3 sticks of lemongrass, tough outer layers removed and bashed with a rolling pin to splinter the stick

1 small bunch of spring onions, sliced thinly

3 shallots, finely sliced

1 punnet of button mushrooms sliced thinly (if you can get straw mushrooms, these are gorgeous in this soup and give a noodle-like effect)

Juice of 1 large lime

6 kaffir lime leaves

1 small bunch of coriander, finely chopped

2 thumbs of galangal, finely sliced into matchstick thin pieces. ( If you can’t find galangal, then fresh ginger will do)

2 cloves garlic finely minced

1 tbs of jaggery, finely grated

1 1/2 heaped tbs of Tom Yam/ Yum Paste, or Phrik Pao paste if you can get it. ( Please buy a very good quality version as this forms a very strong flavour base for the soup)

1 1/2 tbs of nam pla, or fish sauce

2 litres of boiling chicken stock

2 bullet chillies finely sliced

2 tsp sesame oil

Here are a few little pointers to show you how great the ingredients of a Tom Yum soup really are!






If you have the shells from the prawns, start by heating the oil in a large wide casserole.

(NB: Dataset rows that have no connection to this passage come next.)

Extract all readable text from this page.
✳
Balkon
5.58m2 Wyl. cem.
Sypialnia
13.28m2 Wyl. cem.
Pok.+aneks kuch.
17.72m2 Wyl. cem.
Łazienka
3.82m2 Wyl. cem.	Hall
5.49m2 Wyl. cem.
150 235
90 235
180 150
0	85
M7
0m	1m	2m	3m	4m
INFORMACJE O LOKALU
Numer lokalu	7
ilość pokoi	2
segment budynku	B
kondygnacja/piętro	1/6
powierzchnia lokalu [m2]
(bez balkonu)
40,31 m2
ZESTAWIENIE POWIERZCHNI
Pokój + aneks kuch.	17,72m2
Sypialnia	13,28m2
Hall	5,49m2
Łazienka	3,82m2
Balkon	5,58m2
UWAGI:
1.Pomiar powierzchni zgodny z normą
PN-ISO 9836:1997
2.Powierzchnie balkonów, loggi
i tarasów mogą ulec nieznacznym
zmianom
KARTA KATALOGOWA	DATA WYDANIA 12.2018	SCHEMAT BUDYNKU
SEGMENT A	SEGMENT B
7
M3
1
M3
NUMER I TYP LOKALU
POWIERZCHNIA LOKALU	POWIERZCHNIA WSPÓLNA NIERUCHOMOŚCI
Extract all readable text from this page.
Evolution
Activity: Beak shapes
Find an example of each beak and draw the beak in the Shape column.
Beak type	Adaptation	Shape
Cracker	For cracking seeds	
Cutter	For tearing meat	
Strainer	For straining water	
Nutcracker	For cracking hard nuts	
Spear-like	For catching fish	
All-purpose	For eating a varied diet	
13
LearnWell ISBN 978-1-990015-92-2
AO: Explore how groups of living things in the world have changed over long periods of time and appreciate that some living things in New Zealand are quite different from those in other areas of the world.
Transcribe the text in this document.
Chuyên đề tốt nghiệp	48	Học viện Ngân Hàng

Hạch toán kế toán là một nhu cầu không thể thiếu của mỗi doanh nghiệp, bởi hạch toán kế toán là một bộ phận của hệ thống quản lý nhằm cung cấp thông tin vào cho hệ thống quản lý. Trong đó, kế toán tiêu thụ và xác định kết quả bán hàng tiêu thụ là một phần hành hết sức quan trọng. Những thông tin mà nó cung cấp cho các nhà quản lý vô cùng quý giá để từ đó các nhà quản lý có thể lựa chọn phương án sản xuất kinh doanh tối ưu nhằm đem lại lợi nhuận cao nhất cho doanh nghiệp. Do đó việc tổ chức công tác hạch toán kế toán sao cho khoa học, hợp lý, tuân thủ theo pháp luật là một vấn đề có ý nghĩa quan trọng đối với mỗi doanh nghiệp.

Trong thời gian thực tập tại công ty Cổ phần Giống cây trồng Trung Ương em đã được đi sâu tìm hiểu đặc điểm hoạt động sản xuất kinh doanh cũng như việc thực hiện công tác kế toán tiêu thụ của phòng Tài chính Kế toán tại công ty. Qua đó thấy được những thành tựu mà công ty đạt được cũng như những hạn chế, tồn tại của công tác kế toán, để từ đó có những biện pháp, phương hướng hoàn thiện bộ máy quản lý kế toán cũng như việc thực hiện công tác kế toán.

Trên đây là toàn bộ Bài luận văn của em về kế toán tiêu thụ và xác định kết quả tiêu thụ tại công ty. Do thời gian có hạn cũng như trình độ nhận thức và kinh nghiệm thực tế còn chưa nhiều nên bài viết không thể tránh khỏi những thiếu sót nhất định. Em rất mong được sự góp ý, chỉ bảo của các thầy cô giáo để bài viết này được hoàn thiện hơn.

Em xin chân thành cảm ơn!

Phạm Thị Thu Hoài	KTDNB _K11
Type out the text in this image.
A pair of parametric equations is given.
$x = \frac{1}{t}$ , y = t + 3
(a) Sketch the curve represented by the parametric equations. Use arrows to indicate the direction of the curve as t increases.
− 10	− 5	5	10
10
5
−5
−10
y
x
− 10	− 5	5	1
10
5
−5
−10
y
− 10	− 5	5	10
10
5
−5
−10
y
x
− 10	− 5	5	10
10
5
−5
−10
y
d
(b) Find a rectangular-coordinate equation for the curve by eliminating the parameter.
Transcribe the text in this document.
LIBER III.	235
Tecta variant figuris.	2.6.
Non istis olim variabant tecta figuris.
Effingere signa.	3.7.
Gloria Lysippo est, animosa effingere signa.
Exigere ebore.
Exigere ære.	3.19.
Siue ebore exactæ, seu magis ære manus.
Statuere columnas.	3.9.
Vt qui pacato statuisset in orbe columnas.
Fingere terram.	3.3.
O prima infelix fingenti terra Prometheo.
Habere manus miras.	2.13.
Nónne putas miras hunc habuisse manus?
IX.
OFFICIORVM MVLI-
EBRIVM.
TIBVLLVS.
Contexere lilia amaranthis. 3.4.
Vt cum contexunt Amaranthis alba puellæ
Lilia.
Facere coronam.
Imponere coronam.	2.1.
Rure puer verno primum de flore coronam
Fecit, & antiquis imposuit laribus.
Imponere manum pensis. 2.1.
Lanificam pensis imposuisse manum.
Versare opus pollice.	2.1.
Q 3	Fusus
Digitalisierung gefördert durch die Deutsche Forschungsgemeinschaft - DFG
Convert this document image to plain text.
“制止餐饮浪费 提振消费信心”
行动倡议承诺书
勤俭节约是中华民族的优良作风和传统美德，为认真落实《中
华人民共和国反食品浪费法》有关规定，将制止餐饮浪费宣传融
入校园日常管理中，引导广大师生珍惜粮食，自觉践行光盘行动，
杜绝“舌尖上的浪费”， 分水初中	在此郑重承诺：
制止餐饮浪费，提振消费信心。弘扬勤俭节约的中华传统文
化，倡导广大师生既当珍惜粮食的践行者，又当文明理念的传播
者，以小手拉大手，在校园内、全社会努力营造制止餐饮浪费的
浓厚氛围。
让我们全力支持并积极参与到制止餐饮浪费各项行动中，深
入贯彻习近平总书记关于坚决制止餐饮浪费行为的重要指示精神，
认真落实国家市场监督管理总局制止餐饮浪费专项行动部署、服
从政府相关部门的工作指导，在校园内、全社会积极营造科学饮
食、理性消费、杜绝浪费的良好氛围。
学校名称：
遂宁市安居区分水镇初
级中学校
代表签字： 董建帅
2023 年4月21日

Throw in the shells and prawn heads if you have any and start to stir fry these. ( If you don’t have any, skip to the next step and just continue)

Next add the tom yam paste. Let this fry very gently for a minute or two on a low heat. Add the sliced shallots and lightly fry for a further minute.

Next add the chicken stock, the mushrooms,  lemongrass, kaffir lime leaves, galangal, garlic, cane sugar, nam pla and the chillies. Let this all boil and simmer for around 8 minutes. If you are not serving your soup yet, set this aside until just before serving to complete the dish.

Time this for just 5 minutes before serving..To the simmering soup stock, add the spring onion, the prawns, the lime juice and the coriander. The lime juice will turn the soup slightly cloudy, but don’t worry about that – it’s all part of the recipe.  Let this simmer for a few minutes only, until the prawns are tender.

Now the way I check for seasoning for a Tom Yum Soup is to guage the levels of sourness, sweetness and the chilli. If you want it slightly more lemony, add a small squeeze of lime. For a little more sweetness, grate in a bit more jaggery and for chilli, I usually add a teaspoon more of the Tom Yam paste. It really should be to your personal preference, but any which way…this soup is a fiery and feisty and will give you that chilli fix you need! Make sure you serve it piping piping hot, with extra lime wedges on the side.